# End game suggestions



## Feliks Karp (27/2/17)

So eating healthy and doctor visits are chewing in to much of my general budget, so I've given myself about 6 months to carry on vaping seriously after that I need to seriously cut down or quit. MOD wise I would have liked to have owned one cool mech, but I can live with out this , however I have a couple of nice but mediocre RDA's, I would like to own atleast one really cool RDA, and would like suggestions.

Requirements are:


not very expensive (not too much over the R1000 mark).
something that one would consider a keeper
no clones
nice big build deck so I can try out some of those fancy fat coil types
Pref' not stainless steel - I want something that stands out ;p
Thanks

Reactions: Like 2


----------



## Scissorhands (27/2/17)

Interesting approach, i wanted to cut costs long term and ditch regulated mods and tanks all together, i dont need excesive clouds, just enough to blow some rings, flavour is my priority.

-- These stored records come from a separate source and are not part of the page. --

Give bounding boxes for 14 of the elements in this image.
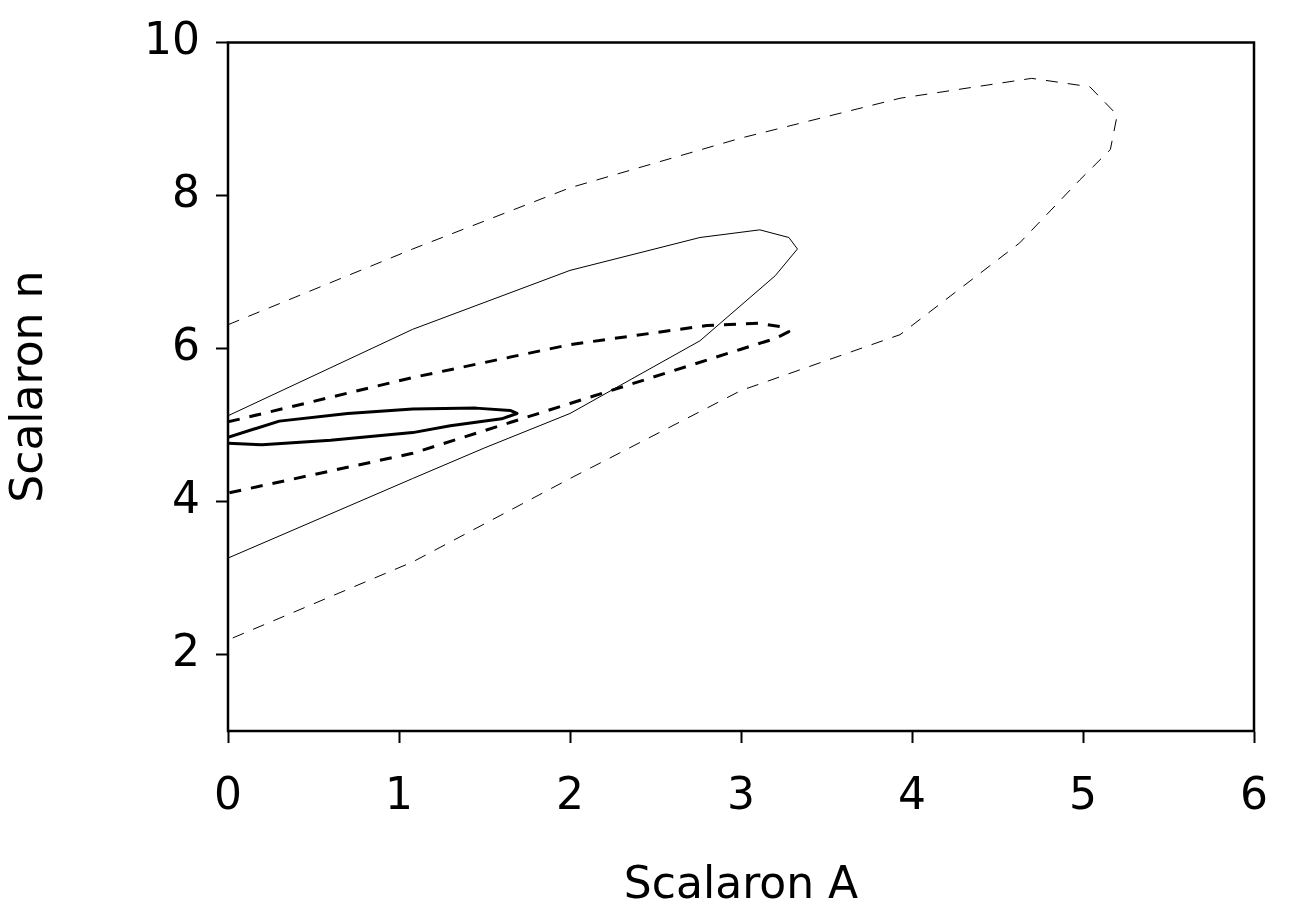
y-axis-title: Scalaron n [0,270,52,503]
x-tick-label: 5 [1069,767,1097,819]
x-tick-label: 4 [898,767,926,819]
x-tick-label: 2 [556,767,584,819]
x-tick-label: 3 [727,767,755,819]
y-tick-label: 8 [172,165,200,217]
y-tick-label: 4 [172,471,200,523]
y-tick-label: 10 [144,12,200,64]
x-tick-label: 6 [1240,767,1268,819]
y-tick-label: 6 [172,318,200,370]
x-tick-label: 0 [214,767,242,819]
x-tick-label: 1 [385,767,413,819]
y-tick-label: 2 [172,624,200,676]
x-axis-title: Scalaron A [623,857,859,909]
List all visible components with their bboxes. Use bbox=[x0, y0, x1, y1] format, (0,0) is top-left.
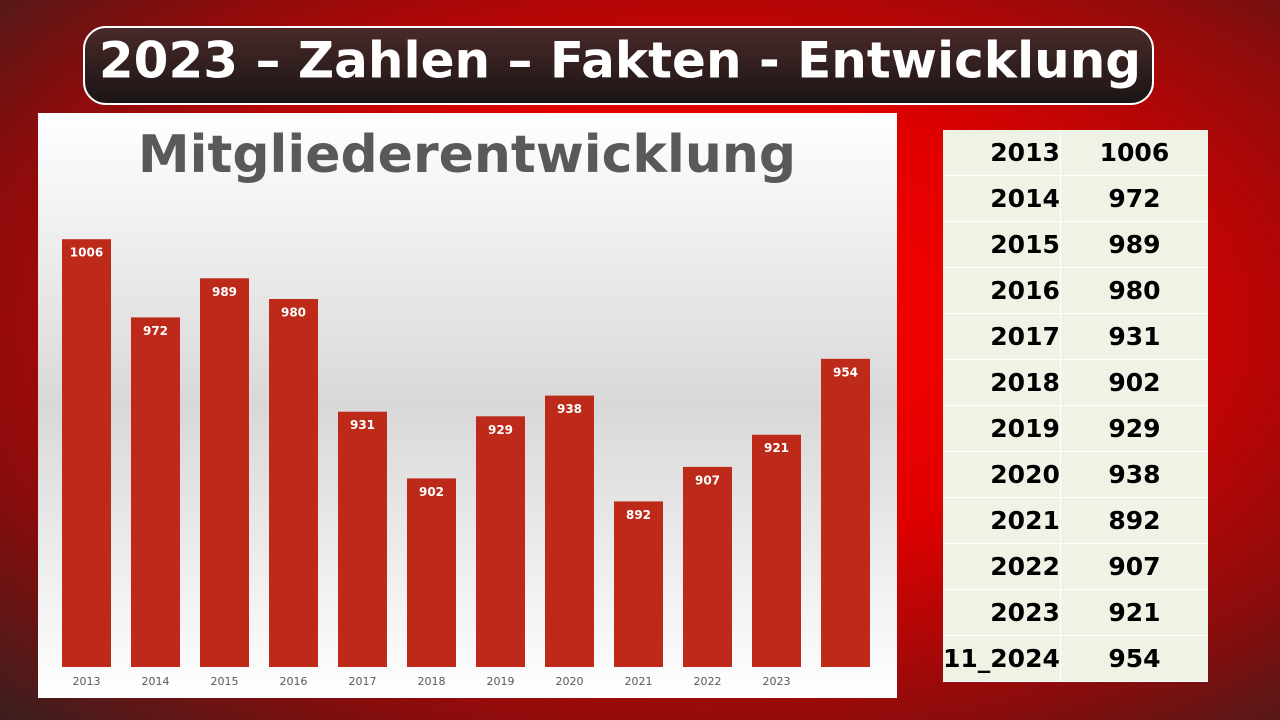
year-cell: 2014 bbox=[943, 175, 1061, 222]
count-cell: 892 bbox=[1060, 497, 1208, 544]
year-cell: 2018 bbox=[943, 359, 1061, 406]
x-tick-label: 2019 bbox=[487, 675, 515, 688]
x-tick-label: 2013 bbox=[73, 675, 101, 688]
table-row: 2021 892 bbox=[943, 497, 1208, 544]
table-row: 2023 921 bbox=[943, 589, 1208, 636]
count-cell: 1006 bbox=[1060, 130, 1208, 176]
year-cell: 2016 bbox=[943, 267, 1061, 314]
bar bbox=[200, 278, 249, 667]
bar bbox=[338, 411, 387, 667]
count-cell: 929 bbox=[1060, 405, 1208, 452]
data-label: 989 bbox=[212, 285, 237, 299]
year-cell: 2017 bbox=[943, 313, 1061, 360]
x-tick-label: 2017 bbox=[349, 675, 377, 688]
x-tick-label: 2014 bbox=[142, 675, 170, 688]
table-row: 2022 907 bbox=[943, 543, 1208, 590]
chart-title: Mitgliederentwicklung bbox=[138, 125, 796, 185]
table-row: 2016 980 bbox=[943, 267, 1208, 314]
count-cell: 907 bbox=[1060, 543, 1208, 590]
x-tick-label: 2015 bbox=[211, 675, 239, 688]
data-label: 907 bbox=[695, 473, 720, 487]
data-label: 902 bbox=[419, 485, 444, 499]
year-cell: 2019 bbox=[943, 405, 1061, 452]
bar bbox=[545, 395, 594, 667]
table-row: 2014 972 bbox=[943, 175, 1208, 222]
count-cell: 902 bbox=[1060, 359, 1208, 406]
year-cell: 2013 bbox=[943, 130, 1061, 176]
table-row: 2013 1006 bbox=[943, 130, 1208, 176]
count-cell: 921 bbox=[1060, 589, 1208, 636]
x-tick-label: 2018 bbox=[418, 675, 446, 688]
count-cell: 980 bbox=[1060, 267, 1208, 314]
count-cell: 989 bbox=[1060, 221, 1208, 268]
x-tick-label: 2021 bbox=[625, 675, 653, 688]
bar bbox=[62, 239, 111, 667]
x-tick-label: 2020 bbox=[556, 675, 584, 688]
table-row: 2019 929 bbox=[943, 405, 1208, 452]
bar bbox=[821, 358, 870, 667]
year-cell: 2020 bbox=[943, 451, 1061, 498]
year-cell: 2022 bbox=[943, 543, 1061, 590]
data-label: 931 bbox=[350, 418, 375, 432]
title-banner bbox=[83, 26, 1154, 105]
table-row: 2020 938 bbox=[943, 451, 1208, 498]
count-cell: 972 bbox=[1060, 175, 1208, 222]
x-tick-label: 2016 bbox=[280, 675, 308, 688]
table-row: 2017 931 bbox=[943, 313, 1208, 360]
table-row: 2015 989 bbox=[943, 221, 1208, 268]
data-label: 892 bbox=[626, 508, 651, 522]
count-cell: 931 bbox=[1060, 313, 1208, 360]
year-cell: 2021 bbox=[943, 497, 1061, 544]
data-label: 972 bbox=[143, 324, 168, 338]
data-label: 929 bbox=[488, 423, 513, 437]
bar bbox=[476, 416, 525, 667]
count-cell: 938 bbox=[1060, 451, 1208, 498]
bar bbox=[752, 434, 801, 667]
data-label: 938 bbox=[557, 402, 582, 416]
bar bbox=[131, 317, 180, 667]
year-cell: 2015 bbox=[943, 221, 1061, 268]
year-cell: 2023 bbox=[943, 589, 1061, 636]
x-tick-label: 2023 bbox=[763, 675, 791, 688]
data-label: 954 bbox=[833, 365, 858, 379]
slide-title: 2023 – Zahlen – Fakten - Entwicklung bbox=[99, 32, 1141, 90]
bar bbox=[269, 299, 318, 667]
bar bbox=[683, 466, 732, 667]
data-label: 980 bbox=[281, 306, 306, 320]
table-row: 11_2024 954 bbox=[943, 635, 1208, 682]
data-table: 2013 1006 2014 972 2015 989 2016 980 2017 931 2018… bbox=[943, 130, 1208, 682]
year-cell: 11_2024 bbox=[943, 635, 1061, 682]
count-cell: 954 bbox=[1060, 635, 1208, 682]
bar bbox=[407, 478, 456, 667]
data-label: 1006 bbox=[70, 246, 103, 260]
x-tick-label: 2022 bbox=[694, 675, 722, 688]
bar bbox=[614, 501, 663, 667]
table-row: 2018 902 bbox=[943, 359, 1208, 406]
data-label: 921 bbox=[764, 441, 789, 455]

setteled for a hadaly and leprechaun, have not touched or missed my vw mods or tanks since (okay its only been 13 days) its a very refreshing experience and cant see myself going back as its growing on me daily .

unless something radically changes 

For that price range RDA wise you are looking at the CSMNT or Goon 24

I cant recommend a tube mech as they dont appeal to me

Happy hunting

Reactions: Like 1


----------